Some weeks ago I wrote about the Jewish Sabbath being a “palace in time,” a 25-hour period when we have the opportunity to cease doing and instead devote ourselves simply to being: with loved ones, in prayer and/or worship. contemplating, resting. Judaism’s rituals for welcoming the Sabbath have their counterpart in Havdallah at its end. The Havdallah ritual takes but a few minutes, yet it is rich in spirtual meaning and physical experience, calling all five senses into play. 

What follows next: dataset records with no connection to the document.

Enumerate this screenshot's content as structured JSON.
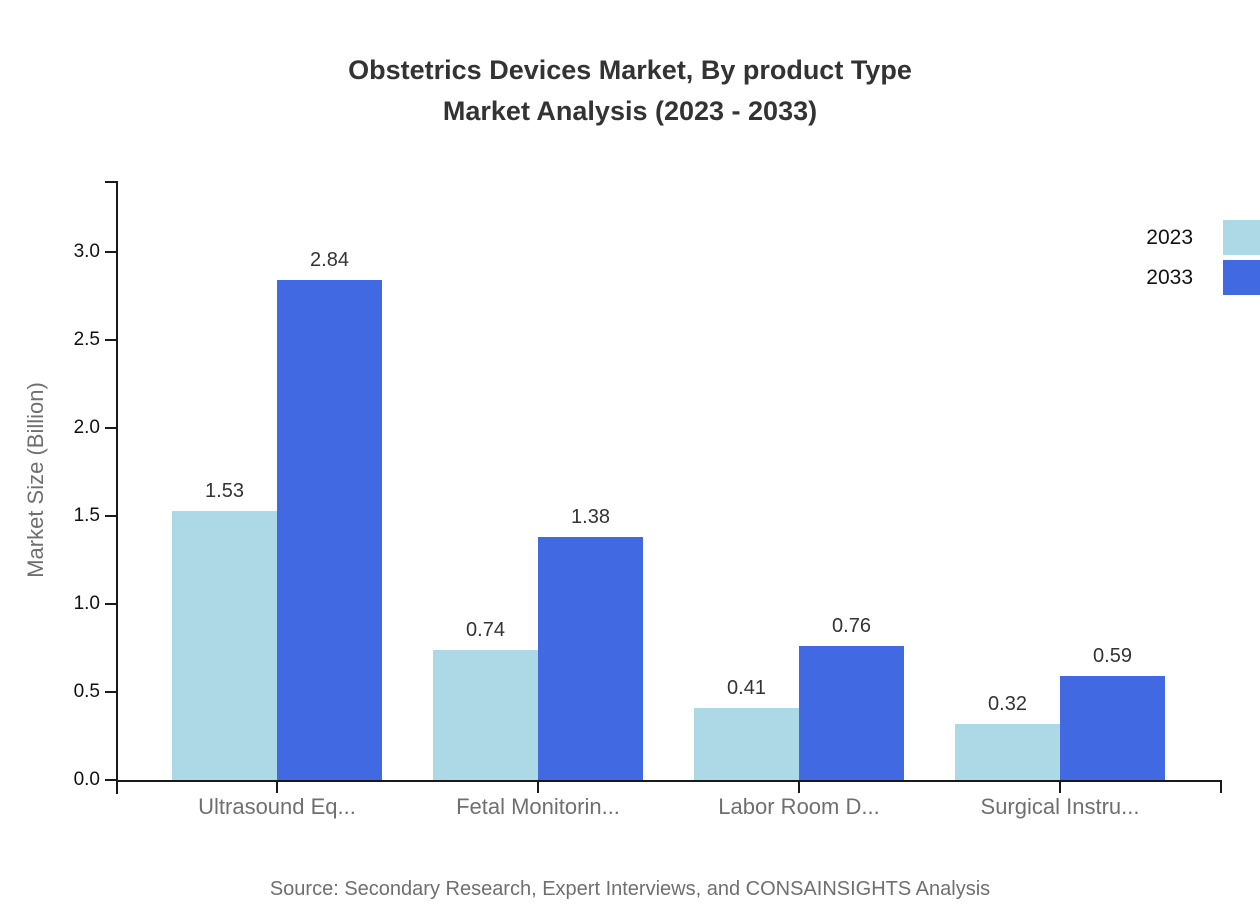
{
  "title": {
    "line1": "Obstetrics Devices Market, By product Type",
    "line2": "Market Analysis (2023 - 2033)"
  },
  "source": "Source: Secondary Research, Expert Interviews, and CONSAINSIGHTS Analysis",
  "colors": {
    "series_2023": "#ADD8E6",
    "series_2033": "#4169E1",
    "axis": "#1a1a1a",
    "dark_text": "#333333",
    "muted_text": "#6f6f6f"
  },
  "chart_data": {
    "type": "bar",
    "categories": [
      "Ultrasound Eq...",
      "Fetal Monitorin...",
      "Labor Room D...",
      "Surgical Instru..."
    ],
    "series": [
      {
        "name": "2023",
        "color": "#ADD8E6",
        "values": [
          1.53,
          0.74,
          0.41,
          0.32
        ]
      },
      {
        "name": "2033",
        "color": "#4169E1",
        "values": [
          2.84,
          1.38,
          0.76,
          0.59
        ]
      }
    ],
    "ylabel": "Market Size (Billion)",
    "yticks": [
      0.0,
      0.5,
      1.0,
      1.5,
      2.0,
      2.5,
      3.0
    ],
    "ylim": [
      0,
      3.4
    ],
    "grid": false,
    "legend_position": "top-right",
    "value_labels": true
  }
}
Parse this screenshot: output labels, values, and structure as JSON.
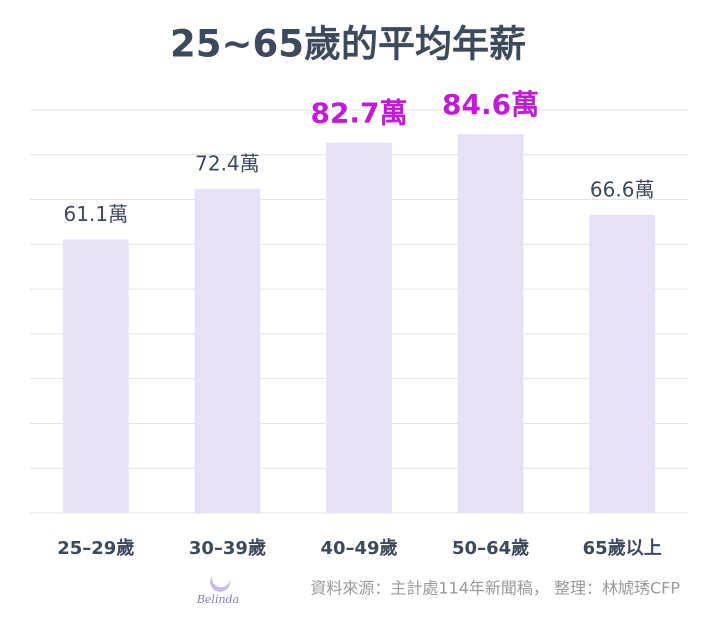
{
  "chart_data": {
    "type": "bar",
    "title": "25~65歲的平均年薪",
    "categories": [
      "25–29歲",
      "30–39歲",
      "40–49歲",
      "50–64歲",
      "65歲以上"
    ],
    "values": [
      61.1,
      72.4,
      82.7,
      84.6,
      66.6
    ],
    "value_labels": [
      "61.1萬",
      "72.4萬",
      "82.7萬",
      "84.6萬",
      "66.6萬"
    ],
    "value_label_colors": [
      "#3d4a5c",
      "#3d4a5c",
      "#c21bd6",
      "#c21bd6",
      "#3d4a5c"
    ],
    "color": "#e6e1f7",
    "ylim": [
      0,
      90
    ],
    "yticks": [
      0,
      10,
      20,
      30,
      40,
      50,
      60,
      70,
      80,
      90
    ],
    "grid": true,
    "source": "資料來源：主計處114年新聞稿， 整理：林虓琇CFP",
    "logo_text": "Belinda"
  }
}
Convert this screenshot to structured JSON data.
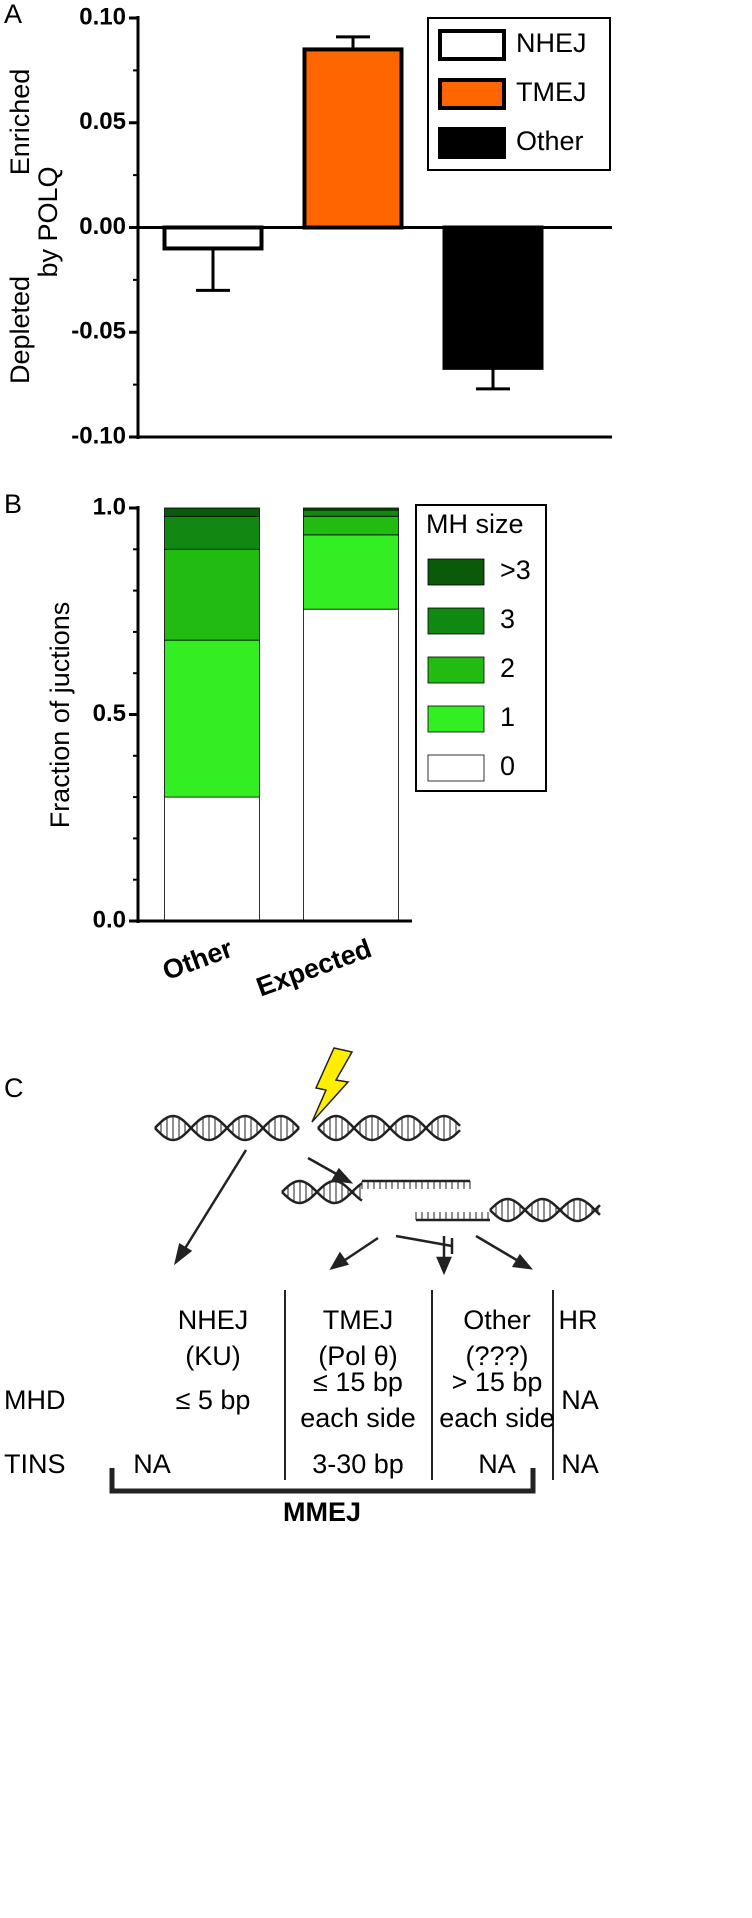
{
  "chart_data": [
    {
      "type": "bar",
      "label": "A",
      "ylabel_top": "Enriched",
      "ylabel_mid": "by POLQ",
      "ylabel_bottom": "Depleted",
      "ylim": [
        -0.1,
        0.1
      ],
      "yticks": [
        {
          "value": 0.1,
          "label": "0.10"
        },
        0.05,
        {
          "value": 0,
          "label": "0.00"
        },
        -0.05,
        {
          "value": -0.1,
          "label": "-0.10"
        }
      ],
      "legend": "upper right",
      "series": [
        {
          "name": "NHEJ",
          "color": "#ffffff",
          "values": [
            -0.01
          ],
          "errors": [
            0.02
          ]
        },
        {
          "name": "TMEJ",
          "color": "#ff6600",
          "values": [
            0.085
          ],
          "errors": [
            0.006
          ]
        },
        {
          "name": "Other",
          "color": "#000000",
          "values": [
            -0.067
          ],
          "errors": [
            0.01
          ]
        }
      ]
    },
    {
      "type": "stacked_bar",
      "label": "B",
      "ylabel": "Fraction of juctions",
      "categories": [
        "Other",
        "Expected"
      ],
      "ylim": [
        0,
        1
      ],
      "yticks": [
        {
          "value": 0,
          "label": "0.0"
        },
        0.5,
        {
          "value": 1,
          "label": "1.0"
        }
      ],
      "legend": "upper right",
      "legend_title": "MH size",
      "series": [
        {
          "name": "0",
          "color": "#ffffff",
          "values": [
            0.3,
            0.755
          ]
        },
        {
          "name": "1",
          "color": "#33ee22",
          "values": [
            0.38,
            0.18
          ]
        },
        {
          "name": "2",
          "color": "#22bb11",
          "values": [
            0.22,
            0.045
          ]
        },
        {
          "name": "3",
          "color": "#118811",
          "values": [
            0.08,
            0.015
          ]
        },
        {
          "name": ">3",
          "color": "#0a5a0a",
          "values": [
            0.02,
            0.005
          ]
        }
      ]
    }
  ],
  "diagram": {
    "label": "C",
    "columns": [
      [
        "NHEJ",
        "(KU)"
      ],
      [
        "TMEJ",
        "(Pol θ)"
      ],
      [
        "Other",
        "(???)"
      ],
      [
        "HR"
      ]
    ],
    "row_labels": [
      "MHD",
      "TINS"
    ],
    "mhd": [
      [
        "≤ 5 bp"
      ],
      [
        "≤ 15 bp",
        "each side"
      ],
      [
        "> 15 bp",
        "each side"
      ],
      [
        "NA"
      ]
    ],
    "tins": [
      "NA",
      "3-30 bp",
      "NA",
      "NA"
    ],
    "bracket": "MMEJ"
  }
}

Havdallah means separation and the ceremony marks our leavetaking of Shabbat and entering the new week. As Shabbat begins with the lighting of candles, so too does Havdallah. Havdallah candles must have at least two wicks, reminding us of the duality of our lives—material and spirtual. Once the Havdallah candle is lit a blessing is recited over wine reminding us, as on Shabbat, of life’s joys and sweetness. Next is the blessing over spices (often cloves) one last sensation of Shabbat’s sweetness before we move into the new week. As the blessing is recited over the flame of the Havdallah candle, it is tradition to hold one’s hands toward the flame.  I was taught this links an action to the blessing. Recently I came upon a beautiful interpretation from Rabbi Jeffrey Goldwasser of Temple Sinai in Cranston, Rhode Island.

The reflected light off of the fingernails has further symbolism.  According to the Zohar*, when God created the first human beings, they were clothed in bodies of pure light. The soul of the human being [shone] visibly within this translucent body. It was only after they ate from the fruit of the Tree of Knowledge of Good and Evil, that Adam and Eve were given material bodies made of flesh. However, as a reminder of our original form, God allowed us to retain a single vestige of those original bodies. Our translucent fingernails are a reminder that, in our origin, we are beings of light. As Shabbat departs, we gaze at the light of the candle reflected in our fingernails to remember this truth about ourselves.” Isn’t that lovely!

At the end of the ceremony, the candle is extinguished in a few drops of wine. The hiss of sound as fire meets wine is becomes an indelible signal of letting go of Shabbat and moving into the physical world once again.

 

* The Zohar is the foundational book of Jewish mystical thought known as Kabbalah.